Rising tensions in the Middle East and growing expectations of interest rate cuts by the U.S. Federal Reserve are pushing gold prices higher, according to foreign media reports cited by News.Az.
Israeli Defense Minister Israel Katz announced late Thursday that the country had carried out a preemptive strike on Iran and declared a state of emergency, preparing for possible retaliation. Prime Minister Benjamin Netanyahu confirmed the operation early Friday, saying the goal is to eliminate Iran’s nuclear threat. He warned that failing to act could lead other countries in the region to seek nuclear weapons.

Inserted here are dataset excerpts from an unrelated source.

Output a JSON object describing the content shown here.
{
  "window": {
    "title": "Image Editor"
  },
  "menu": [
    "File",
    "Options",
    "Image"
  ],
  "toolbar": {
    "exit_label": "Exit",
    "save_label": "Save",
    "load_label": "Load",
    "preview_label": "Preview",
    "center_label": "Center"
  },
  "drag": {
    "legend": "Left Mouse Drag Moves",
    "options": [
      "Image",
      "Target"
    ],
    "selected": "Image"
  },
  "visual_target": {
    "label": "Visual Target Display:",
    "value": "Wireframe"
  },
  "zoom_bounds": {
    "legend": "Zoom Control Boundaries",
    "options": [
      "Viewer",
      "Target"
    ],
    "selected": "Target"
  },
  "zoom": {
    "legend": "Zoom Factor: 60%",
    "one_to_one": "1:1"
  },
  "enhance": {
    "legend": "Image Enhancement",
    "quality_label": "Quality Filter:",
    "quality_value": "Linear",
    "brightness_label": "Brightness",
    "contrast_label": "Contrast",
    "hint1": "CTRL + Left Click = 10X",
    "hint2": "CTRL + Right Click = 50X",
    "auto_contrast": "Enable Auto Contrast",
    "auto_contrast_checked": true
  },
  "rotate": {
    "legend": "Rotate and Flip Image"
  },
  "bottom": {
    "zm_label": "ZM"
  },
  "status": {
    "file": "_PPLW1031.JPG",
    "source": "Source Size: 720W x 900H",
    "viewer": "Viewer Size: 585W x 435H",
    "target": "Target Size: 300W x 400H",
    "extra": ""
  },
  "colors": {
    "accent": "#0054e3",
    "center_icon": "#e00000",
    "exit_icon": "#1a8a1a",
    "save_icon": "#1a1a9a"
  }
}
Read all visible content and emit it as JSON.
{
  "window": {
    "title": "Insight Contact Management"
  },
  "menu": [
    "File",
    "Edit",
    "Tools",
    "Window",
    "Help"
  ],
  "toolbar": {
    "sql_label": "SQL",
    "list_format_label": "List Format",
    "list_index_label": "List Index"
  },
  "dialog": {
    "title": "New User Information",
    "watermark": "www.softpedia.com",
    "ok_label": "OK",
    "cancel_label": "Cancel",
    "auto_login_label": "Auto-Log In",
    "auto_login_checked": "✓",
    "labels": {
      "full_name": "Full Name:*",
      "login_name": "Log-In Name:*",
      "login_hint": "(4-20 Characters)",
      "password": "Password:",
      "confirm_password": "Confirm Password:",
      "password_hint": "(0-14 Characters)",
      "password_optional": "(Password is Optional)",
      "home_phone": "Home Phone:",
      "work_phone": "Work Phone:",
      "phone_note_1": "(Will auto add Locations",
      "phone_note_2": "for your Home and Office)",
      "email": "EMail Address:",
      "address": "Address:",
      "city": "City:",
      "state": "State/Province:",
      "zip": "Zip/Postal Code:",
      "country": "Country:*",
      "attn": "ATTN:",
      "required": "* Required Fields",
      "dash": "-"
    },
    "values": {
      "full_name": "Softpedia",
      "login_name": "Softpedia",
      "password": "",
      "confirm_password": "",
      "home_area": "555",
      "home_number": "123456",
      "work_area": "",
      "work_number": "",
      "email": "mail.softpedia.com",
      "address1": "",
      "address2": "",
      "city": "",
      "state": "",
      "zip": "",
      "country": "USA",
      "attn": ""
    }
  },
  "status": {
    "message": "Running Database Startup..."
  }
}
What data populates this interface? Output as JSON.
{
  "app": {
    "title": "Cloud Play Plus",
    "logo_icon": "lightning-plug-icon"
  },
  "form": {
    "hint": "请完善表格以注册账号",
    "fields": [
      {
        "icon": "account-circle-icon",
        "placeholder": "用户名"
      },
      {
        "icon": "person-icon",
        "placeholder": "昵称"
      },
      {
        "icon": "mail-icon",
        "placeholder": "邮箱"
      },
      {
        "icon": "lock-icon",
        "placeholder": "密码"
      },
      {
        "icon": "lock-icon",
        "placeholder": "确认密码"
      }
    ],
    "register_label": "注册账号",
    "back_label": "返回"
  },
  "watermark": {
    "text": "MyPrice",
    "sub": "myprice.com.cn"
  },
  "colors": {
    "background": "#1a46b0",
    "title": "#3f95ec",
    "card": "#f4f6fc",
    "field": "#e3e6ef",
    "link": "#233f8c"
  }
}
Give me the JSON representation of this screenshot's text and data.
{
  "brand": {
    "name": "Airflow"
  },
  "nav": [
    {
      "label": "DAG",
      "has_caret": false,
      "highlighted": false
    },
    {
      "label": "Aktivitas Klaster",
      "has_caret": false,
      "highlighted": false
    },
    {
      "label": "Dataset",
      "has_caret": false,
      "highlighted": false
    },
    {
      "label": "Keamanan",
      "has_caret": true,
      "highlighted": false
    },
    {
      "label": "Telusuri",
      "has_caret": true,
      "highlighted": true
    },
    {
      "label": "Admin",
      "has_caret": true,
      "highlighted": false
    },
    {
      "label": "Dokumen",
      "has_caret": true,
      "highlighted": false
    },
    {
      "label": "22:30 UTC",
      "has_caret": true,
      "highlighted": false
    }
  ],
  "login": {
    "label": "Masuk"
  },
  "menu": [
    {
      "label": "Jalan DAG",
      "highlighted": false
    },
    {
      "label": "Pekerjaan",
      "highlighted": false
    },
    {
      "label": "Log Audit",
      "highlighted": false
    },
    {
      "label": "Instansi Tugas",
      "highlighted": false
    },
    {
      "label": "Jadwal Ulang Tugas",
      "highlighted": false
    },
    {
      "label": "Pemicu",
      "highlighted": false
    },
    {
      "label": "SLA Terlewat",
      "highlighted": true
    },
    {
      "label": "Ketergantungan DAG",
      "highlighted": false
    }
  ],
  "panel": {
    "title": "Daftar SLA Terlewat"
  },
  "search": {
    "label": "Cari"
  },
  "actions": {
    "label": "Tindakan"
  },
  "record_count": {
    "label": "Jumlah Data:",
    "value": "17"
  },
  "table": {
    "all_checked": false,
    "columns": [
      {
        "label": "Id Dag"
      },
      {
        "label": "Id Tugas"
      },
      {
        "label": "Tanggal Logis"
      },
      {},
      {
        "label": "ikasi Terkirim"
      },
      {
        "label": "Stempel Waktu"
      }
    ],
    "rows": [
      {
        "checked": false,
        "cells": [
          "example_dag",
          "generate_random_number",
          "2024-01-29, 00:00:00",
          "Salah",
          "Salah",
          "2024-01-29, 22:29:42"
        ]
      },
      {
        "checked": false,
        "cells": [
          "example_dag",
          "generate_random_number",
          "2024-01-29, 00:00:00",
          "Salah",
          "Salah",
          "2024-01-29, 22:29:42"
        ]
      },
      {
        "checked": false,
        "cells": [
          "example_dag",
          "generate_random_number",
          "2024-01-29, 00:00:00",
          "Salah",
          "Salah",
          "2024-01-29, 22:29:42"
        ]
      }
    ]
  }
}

Netanyahu also said the military operation would continue as long as necessary.
Gold prices have risen for a second consecutive day, driven by fears over escalating conflict. Peter Grant, vice president and senior metals strategist at Zanier Metals, said that if gold breaks above $3,400 again, the next resistance levels are $3,417 and $3,431. He noted that a new all-time high seems likely if current momentum continues.
Adding to gold’s appeal, weaker-than-expected U.S. Producer Price Index data released on Thursday increased the chances of an interest rate cut by the Federal Reserve. This outlook has put pressure on the U.S. dollar and boosted demand for gold, which is priced in dollars.
Traders now anticipate a 25 basis point rate cut by September and expect another one in October. Before the latest inflation data, markets had expected the Fed to wait until December to make a second move.